Walton County Commissioners voted Tuesday to purchase the closed Highlands House bed and breakfast so that they can use the property it occupies to create access to nearly 1,000 feet of public beach.

“This is a perfect example of something we can make work and make work for everybody,” said County Commissioner Sara Comander.

The commission, with Chairman Bill Chapman absent, voted 3-1 to use $3 million in Tourist Development Council funds to buy the approximately one-acre parcel at 4193 W. County Highway 30A in Santa Rosa Beach. Cecilia Jones voted against the purchase.

Plans call for the building to be removed so that parking can be provided and a structure to house amenities like bathrooms constructed.

Objections to the purchase came from two sources.

One lawyer, who said he represented 1,360 Highland House neighbors, objected to adding parking on an already overburdened roadway. A second stood to question the county’s claim to ownership of a parcel behind the building the public will use to get to the beach.

Robert McGill, the attorney representing the residents of nearby subdivisions, argued that a 2014 parking study had advised the county not to add parking on the section of 30A in question and noted there were already a number of beach walkways in the area.

McGill and his clients were rebuked by acting Commission Chair Tony Anderson.

“Everybody says, buy more beach property,” Anderson said. “And every time we bring up something people from that neighborhood say ‘well don’t buy it here.’ ”

Anderson said he would have been more agreeable to listen to arguments from the neighboring community had passage of HB 631 not made public beach access a Walton County priority.

“We’re playing by a different set of rules now,” he said. “If this was a 75-foot piece of property I would not feel so highly about it, but this is nearly 1,000 feet of beach.”

Attorney Mike Burke disputed the county’s claim that it owned enough property behind the Highlands House structure to provide a public walkway from its planned facility to the beach.

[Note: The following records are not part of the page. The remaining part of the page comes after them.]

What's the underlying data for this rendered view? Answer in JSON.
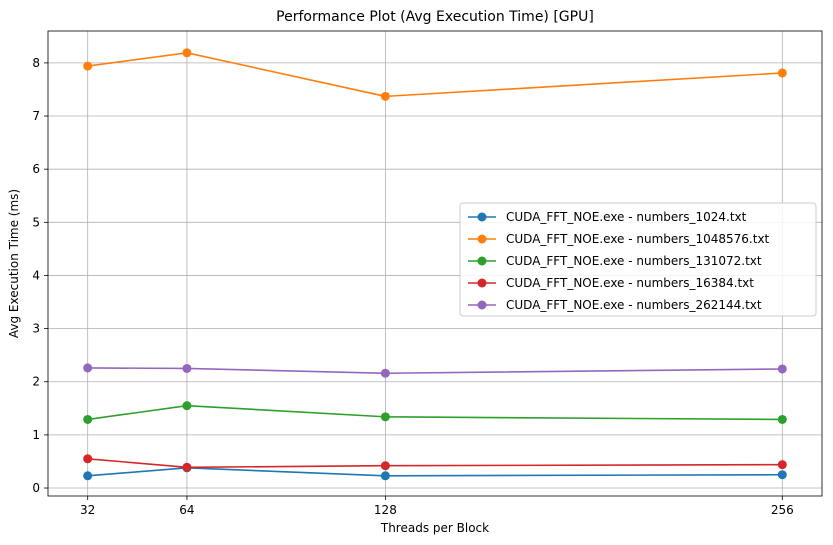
{
  "chart_data": {
    "type": "line",
    "title": "Performance Plot (Avg Execution Time) [GPU]",
    "xlabel": "Threads per Block",
    "ylabel": "Avg Execution Time (ms)",
    "x": [
      32,
      64,
      128,
      256
    ],
    "x_ticks": [
      "32",
      "64",
      "128",
      "256"
    ],
    "xlim": [
      19.2,
      268.8
    ],
    "ylim": [
      -0.15,
      8.6
    ],
    "y_ticks": [
      0,
      1,
      2,
      3,
      4,
      5,
      6,
      7,
      8
    ],
    "y_tick_labels": [
      "0",
      "1",
      "2",
      "3",
      "4",
      "5",
      "6",
      "7",
      "8"
    ],
    "grid": true,
    "legend_position": "center-right",
    "series": [
      {
        "name": "CUDA_FFT_NOE.exe - numbers_1024.txt",
        "color": "#1f77b4",
        "values": [
          0.23,
          0.38,
          0.23,
          0.25
        ]
      },
      {
        "name": "CUDA_FFT_NOE.exe - numbers_1048576.txt",
        "color": "#ff7f0e",
        "values": [
          7.94,
          8.19,
          7.37,
          7.81
        ]
      },
      {
        "name": "CUDA_FFT_NOE.exe - numbers_131072.txt",
        "color": "#2ca02c",
        "values": [
          1.29,
          1.55,
          1.34,
          1.29
        ]
      },
      {
        "name": "CUDA_FFT_NOE.exe - numbers_16384.txt",
        "color": "#d62728",
        "values": [
          0.55,
          0.39,
          0.42,
          0.44
        ]
      },
      {
        "name": "CUDA_FFT_NOE.exe - numbers_262144.txt",
        "color": "#9467bd",
        "values": [
          2.26,
          2.25,
          2.16,
          2.24
        ]
      }
    ]
  }
}
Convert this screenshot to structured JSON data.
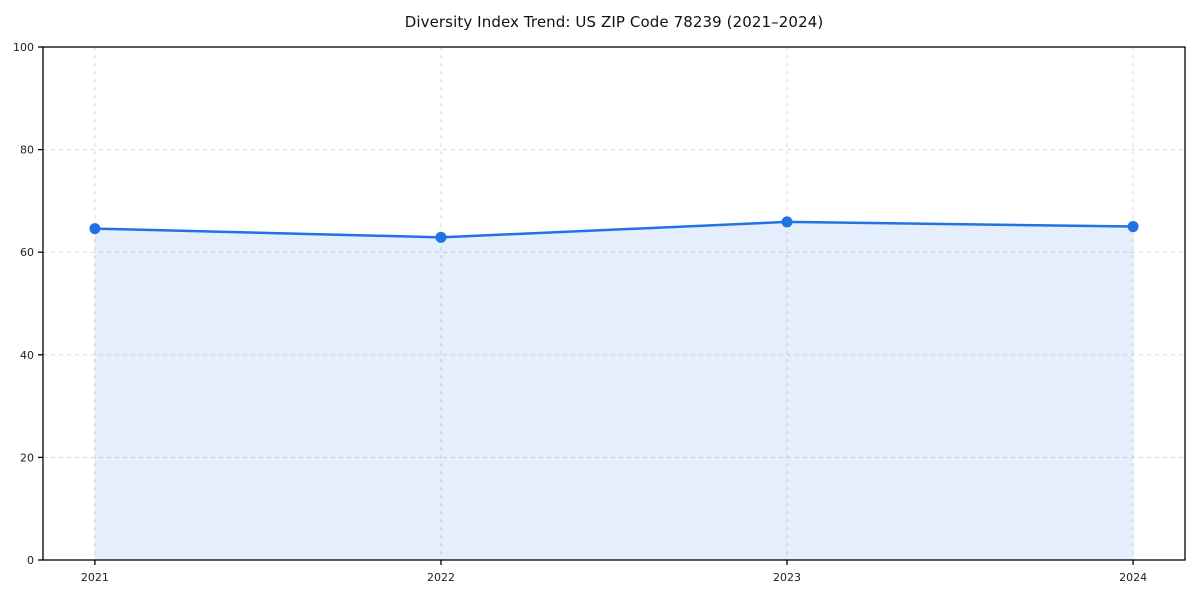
{
  "title": "Diversity Index Trend: US ZIP Code 78239 (2021–2024)",
  "chart_data": {
    "type": "area",
    "title": "Diversity Index Trend: US ZIP Code 78239 (2021–2024)",
    "categories": [
      "2021",
      "2022",
      "2023",
      "2024"
    ],
    "series": [
      {
        "name": "Diversity Index",
        "values": [
          64.6,
          62.9,
          65.9,
          65.0
        ]
      }
    ],
    "xlabel": "",
    "ylabel": "",
    "ylim": [
      0,
      100
    ],
    "yticks": [
      0,
      20,
      40,
      60,
      80,
      100
    ],
    "grid": true,
    "grid_style": "dashed",
    "legend": false,
    "x_margin_frac": 0.05,
    "colors": {
      "line": "#2172e5",
      "marker": "#2172e5",
      "fill": "#2172e5",
      "fill_opacity": 0.12,
      "gridline": "#d9d9d9",
      "spine": "#000000",
      "tick_text": "#222222",
      "background": "#ffffff"
    }
  }
}
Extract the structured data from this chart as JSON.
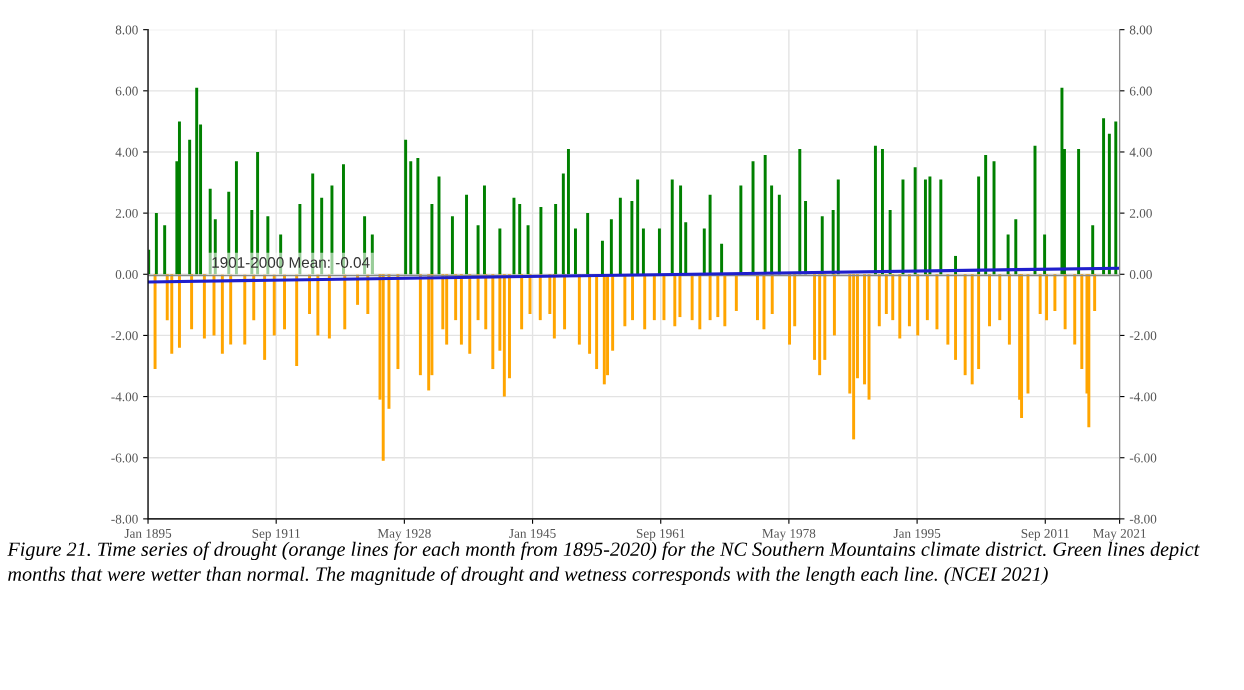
{
  "chart_data": {
    "type": "bar",
    "xlim": [
      "1895-01",
      "2021-05"
    ],
    "xticks": [
      {
        "value": "1895-01",
        "label": "Jan 1895"
      },
      {
        "value": "1911-09",
        "label": "Sep 1911"
      },
      {
        "value": "1928-05",
        "label": "May 1928"
      },
      {
        "value": "1945-01",
        "label": "Jan 1945"
      },
      {
        "value": "1961-09",
        "label": "Sep 1961"
      },
      {
        "value": "1978-05",
        "label": "May 1978"
      },
      {
        "value": "1995-01",
        "label": "Jan 1995"
      },
      {
        "value": "2011-09",
        "label": "Sep 2011"
      },
      {
        "value": "2021-05",
        "label": "May 2021"
      }
    ],
    "ylim": [
      -8,
      8
    ],
    "yticks": [
      {
        "value": -8,
        "label": "-8.00"
      },
      {
        "value": -6,
        "label": "-6.00"
      },
      {
        "value": -4,
        "label": "-4.00"
      },
      {
        "value": -2,
        "label": "-2.00"
      },
      {
        "value": 0,
        "label": "0.00"
      },
      {
        "value": 2,
        "label": "2.00"
      },
      {
        "value": 4,
        "label": "4.00"
      },
      {
        "value": 6,
        "label": "6.00"
      },
      {
        "value": 8,
        "label": "8.00"
      }
    ],
    "y2lim": [
      -8,
      8
    ],
    "y2ticks": [
      {
        "value": -8,
        "label": "-8.00"
      },
      {
        "value": -6,
        "label": "-6.00"
      },
      {
        "value": -4,
        "label": "-4.00"
      },
      {
        "value": -2,
        "label": "-2.00"
      },
      {
        "value": 0,
        "label": "0.00"
      },
      {
        "value": 2,
        "label": "2.00"
      },
      {
        "value": 4,
        "label": "4.00"
      },
      {
        "value": 6,
        "label": "6.00"
      },
      {
        "value": 8,
        "label": "8.00"
      }
    ],
    "grid": true,
    "series": [
      {
        "color": "#008000",
        "x": [
          "1895-02",
          "1896-02",
          "1897-03",
          "1898-10",
          "1899-02",
          "1900-06",
          "1901-05",
          "1901-11",
          "1903-02",
          "1903-10",
          "1905-07",
          "1906-07",
          "1908-07",
          "1909-04",
          "1910-08",
          "1912-04",
          "1914-10",
          "1916-06",
          "1917-08",
          "1918-12",
          "1920-06",
          "1923-03",
          "1924-03",
          "1928-07",
          "1929-03",
          "1930-02",
          "1931-12",
          "1932-11",
          "1934-08",
          "1936-06",
          "1937-12",
          "1938-10",
          "1940-10",
          "1942-08",
          "1943-05",
          "1944-06",
          "1946-02",
          "1948-01",
          "1949-01",
          "1949-09",
          "1950-08",
          "1952-03",
          "1954-02",
          "1955-04",
          "1956-06",
          "1957-12",
          "1958-09",
          "1959-06",
          "1961-07",
          "1963-03",
          "1964-04",
          "1964-12",
          "1967-05",
          "1968-02",
          "1969-08",
          "1972-02",
          "1973-09",
          "1975-04",
          "1976-02",
          "1977-02",
          "1979-10",
          "1980-07",
          "1982-09",
          "1984-02",
          "1984-10",
          "1989-08",
          "1990-07",
          "1991-07",
          "1993-03",
          "1994-10",
          "1996-02",
          "1996-09",
          "1998-02",
          "2000-01",
          "2003-01",
          "2003-12",
          "2005-01",
          "2006-11",
          "2007-11",
          "2010-05",
          "2011-08",
          "2013-11",
          "2014-03",
          "2016-01",
          "2017-11",
          "2019-04",
          "2020-01",
          "2020-11"
        ],
        "values": [
          0.8,
          2.0,
          1.6,
          3.7,
          5.0,
          4.4,
          6.1,
          4.9,
          2.8,
          1.8,
          2.7,
          3.7,
          2.1,
          4.0,
          1.9,
          1.3,
          2.3,
          3.3,
          2.5,
          2.9,
          3.6,
          1.9,
          1.3,
          4.4,
          3.7,
          3.8,
          2.3,
          3.2,
          1.9,
          2.6,
          1.6,
          2.9,
          1.5,
          2.5,
          2.3,
          1.6,
          2.2,
          2.3,
          3.3,
          4.1,
          1.5,
          2.0,
          1.1,
          1.8,
          2.5,
          2.4,
          3.1,
          1.5,
          1.5,
          3.1,
          2.9,
          1.7,
          1.5,
          2.6,
          1.0,
          2.9,
          3.7,
          3.9,
          2.9,
          2.6,
          4.1,
          2.4,
          1.9,
          2.1,
          3.1,
          4.2,
          4.1,
          2.1,
          3.1,
          3.5,
          3.1,
          3.2,
          3.1,
          0.6,
          3.2,
          3.9,
          3.7,
          1.3,
          1.8,
          4.2,
          1.3,
          6.1,
          4.1,
          4.1,
          1.6,
          5.1,
          4.6,
          5.0
        ]
      },
      {
        "color": "#ffa500",
        "x": [
          "1895-12",
          "1897-07",
          "1898-02",
          "1899-02",
          "1900-09",
          "1902-05",
          "1903-08",
          "1904-09",
          "1905-10",
          "1907-08",
          "1908-10",
          "1910-03",
          "1911-06",
          "1912-10",
          "1914-05",
          "1916-01",
          "1917-02",
          "1918-08",
          "1920-08",
          "1922-04",
          "1923-08",
          "1925-03",
          "1925-08",
          "1926-05",
          "1927-07",
          "1930-06",
          "1931-07",
          "1931-12",
          "1933-05",
          "1933-11",
          "1935-01",
          "1935-10",
          "1936-11",
          "1937-12",
          "1938-12",
          "1939-11",
          "1940-10",
          "1941-05",
          "1942-01",
          "1943-08",
          "1944-09",
          "1946-01",
          "1947-04",
          "1947-11",
          "1949-03",
          "1951-02",
          "1952-06",
          "1953-05",
          "1954-05",
          "1954-10",
          "1955-06",
          "1957-01",
          "1958-01",
          "1959-08",
          "1960-11",
          "1962-02",
          "1963-07",
          "1964-03",
          "1965-10",
          "1966-10",
          "1968-02",
          "1969-02",
          "1970-01",
          "1971-07",
          "1974-04",
          "1975-02",
          "1976-03",
          "1978-06",
          "1979-02",
          "1981-09",
          "1982-05",
          "1983-01",
          "1984-04",
          "1986-04",
          "1986-10",
          "1987-04",
          "1988-03",
          "1988-10",
          "1990-02",
          "1991-01",
          "1991-11",
          "1992-10",
          "1994-01",
          "1995-02",
          "1996-05",
          "1997-08",
          "1999-01",
          "2000-01",
          "2001-04",
          "2002-03",
          "2003-01",
          "2004-06",
          "2005-10",
          "2007-01",
          "2008-05",
          "2008-08",
          "2009-06",
          "2011-01",
          "2011-11",
          "2012-12",
          "2014-04",
          "2015-07",
          "2016-06",
          "2017-02",
          "2017-05",
          "2018-02"
        ],
        "values": [
          -3.1,
          -1.5,
          -2.6,
          -2.4,
          -1.8,
          -2.1,
          -2.0,
          -2.6,
          -2.3,
          -2.3,
          -1.5,
          -2.8,
          -2.0,
          -1.8,
          -3.0,
          -1.3,
          -2.0,
          -2.1,
          -1.8,
          -1.0,
          -1.3,
          -4.1,
          -6.1,
          -4.4,
          -3.1,
          -3.3,
          -3.8,
          -3.3,
          -1.8,
          -2.3,
          -1.5,
          -2.3,
          -2.6,
          -1.5,
          -1.8,
          -3.1,
          -2.5,
          -4.0,
          -3.4,
          -1.8,
          -1.3,
          -1.5,
          -1.3,
          -2.1,
          -1.8,
          -2.3,
          -2.6,
          -3.1,
          -3.6,
          -3.3,
          -2.5,
          -1.7,
          -1.5,
          -1.8,
          -1.5,
          -1.5,
          -1.7,
          -1.4,
          -1.5,
          -1.8,
          -1.5,
          -1.4,
          -1.7,
          -1.2,
          -1.5,
          -1.8,
          -1.3,
          -2.3,
          -1.7,
          -2.8,
          -3.3,
          -2.8,
          -2.0,
          -3.9,
          -5.4,
          -3.4,
          -3.6,
          -4.1,
          -1.7,
          -1.3,
          -1.5,
          -2.1,
          -1.7,
          -2.0,
          -1.5,
          -1.8,
          -2.3,
          -2.8,
          -3.3,
          -3.6,
          -3.1,
          -1.7,
          -1.5,
          -2.3,
          -4.1,
          -4.7,
          -3.9,
          -1.3,
          -1.5,
          -1.2,
          -1.8,
          -2.3,
          -3.1,
          -3.9,
          -5.0,
          -1.2
        ]
      },
      {
        "type": "line",
        "color": "#1f1fcc",
        "x": [
          "1895-01",
          "2021-05"
        ],
        "values": [
          -0.25,
          0.2
        ]
      }
    ],
    "ref_lines": [
      {
        "axis": "y",
        "value": -0.04,
        "label": "1901-2000 Mean: -0.04",
        "color": "#888888"
      }
    ],
    "annotations": [
      "Figure 21. Time series of drought (orange lines for each month from 1895-2020) for the NC Southern Mountains climate district. Green lines depict months that were wetter than normal. The magnitude of drought and wetness corresponds with the length each line. (NCEI 2021)"
    ]
  }
}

As County Attorney Sidney Noyes explained, the county acquired ownership of the property behind the former bed and breakfast through a government easement, and maintains possession of a parcel of land along the western border of the lot behind Highlands House. It still maintains, Noyes said, access across property owned by the Hartzog family.

Burke, who represents the Hartzog family, questioned the county's claim. He said easements like those the county wants to use for beach goer access, are, in the opinion of his clients, intended to allow for roads or utilities, “not pedestrian beach access.”

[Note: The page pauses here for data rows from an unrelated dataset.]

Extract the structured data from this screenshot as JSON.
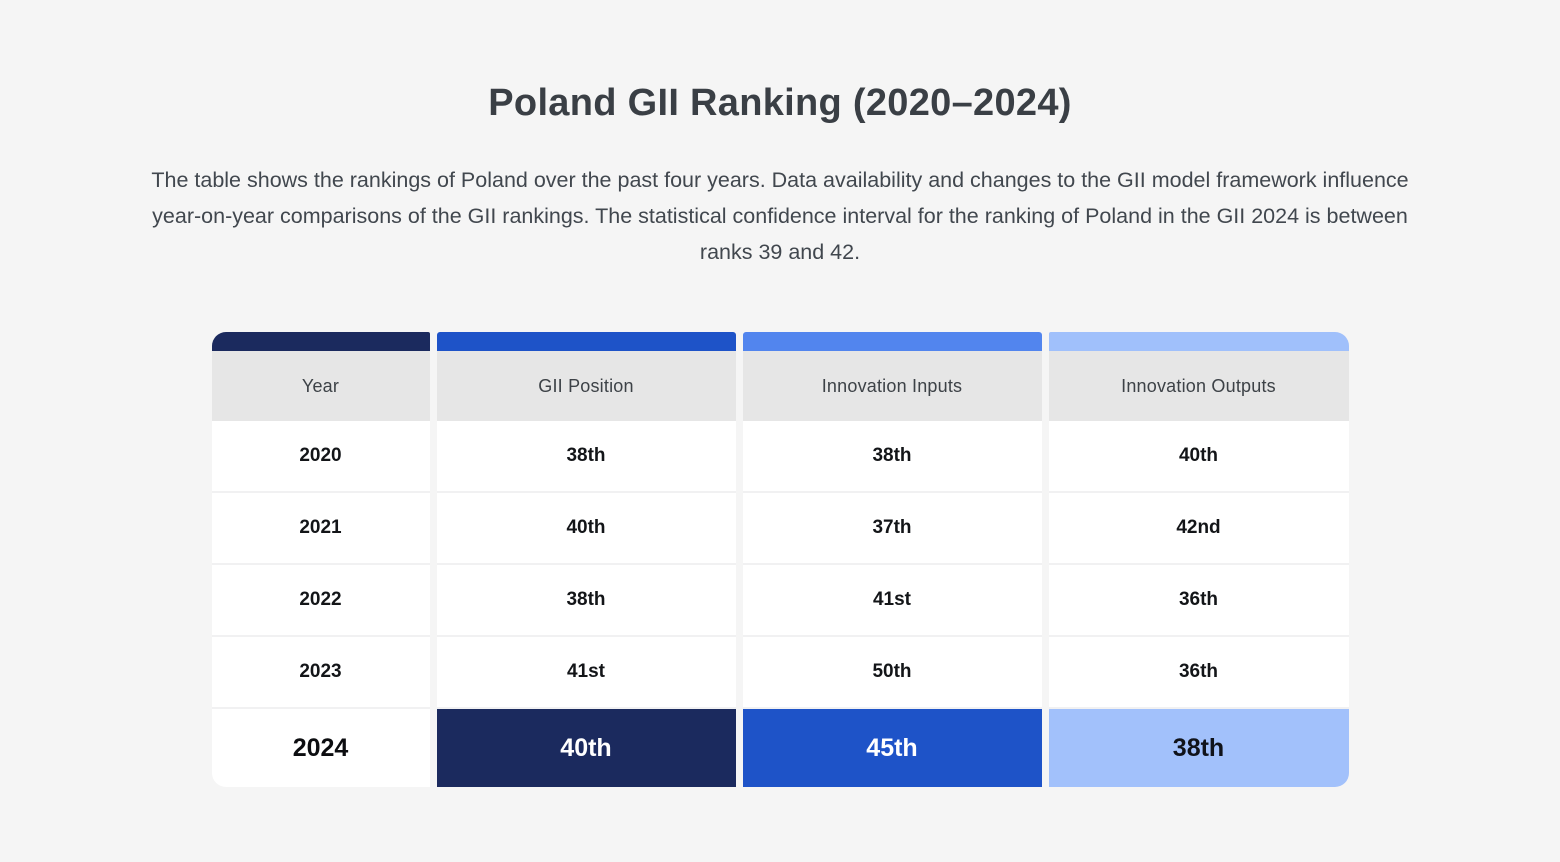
{
  "page": {
    "title": "Poland GII Ranking (2020–2024)",
    "description": "The table shows the rankings of Poland over the past four years. Data availability and changes to the GII model framework influence year-on-year comparisons of the GII rankings. The statistical confidence interval for the ranking of Poland in the GII 2024 is between ranks 39 and 42."
  },
  "colors": {
    "page_bg": "#f5f5f5",
    "header_bg": "#e6e6e6",
    "strip_year": "#1b2a5e",
    "strip_gii": "#1e53c8",
    "strip_inputs": "#5285ee",
    "strip_outputs": "#a0c0fb",
    "highlight_gii_bg": "#1b2a5e",
    "highlight_inputs_bg": "#1e53c8",
    "highlight_outputs_bg": "#a2c1fb"
  },
  "table": {
    "headers": [
      {
        "label": "Year"
      },
      {
        "label": "GII Position"
      },
      {
        "label": "Innovation Inputs"
      },
      {
        "label": "Innovation Outputs"
      }
    ],
    "rows": [
      {
        "cells": [
          "2020",
          "38th",
          "38th",
          "40th"
        ]
      },
      {
        "cells": [
          "2021",
          "40th",
          "37th",
          "42nd"
        ]
      },
      {
        "cells": [
          "2022",
          "38th",
          "41st",
          "36th"
        ]
      },
      {
        "cells": [
          "2023",
          "41st",
          "50th",
          "36th"
        ]
      }
    ],
    "highlight": {
      "cells": [
        "2024",
        "40th",
        "45th",
        "38th"
      ]
    }
  },
  "chart_data": {
    "type": "table",
    "title": "Poland GII Ranking (2020–2024)",
    "columns": [
      "Year",
      "GII Position",
      "Innovation Inputs",
      "Innovation Outputs"
    ],
    "rows": [
      [
        "2020",
        "38th",
        "38th",
        "40th"
      ],
      [
        "2021",
        "40th",
        "37th",
        "42nd"
      ],
      [
        "2022",
        "38th",
        "41st",
        "36th"
      ],
      [
        "2023",
        "41st",
        "50th",
        "36th"
      ],
      [
        "2024",
        "40th",
        "45th",
        "38th"
      ]
    ],
    "highlighted_row": "2024",
    "notes": "Confidence interval for Poland in GII 2024 is between ranks 39 and 42"
  }
}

Noyes did not respond to an inquiry about the potential property dispute. Burke did not return a phone call before press time Wednesday.

Jay Tusa, the executive director of the Walton County TDC, told commissioners that he believed the construction of the public access should be done alongside a "revamping" of the area around the Highlands House property, to include answering parking questions, studying signalization of the intersection of 30A and County Road 393 and keeping abreast of neighbor concerns.

"I think if we put the right effort into it, we can get the result we want out of it," he said.

County Commissioners also voted Tuesday to accept four nominees to sit on the TDC board of directors.

Tom Cooper of the South Walton Fire District was selected to serve as an elected official. Jennifer Frost with Resort Quest was selected as the owner/operator representative, restaurateur and business owner. Jim Shirley will represent tourism-related industries and Sherry Hamilton from Ayls Beach will serve as a tourism related/owner operator.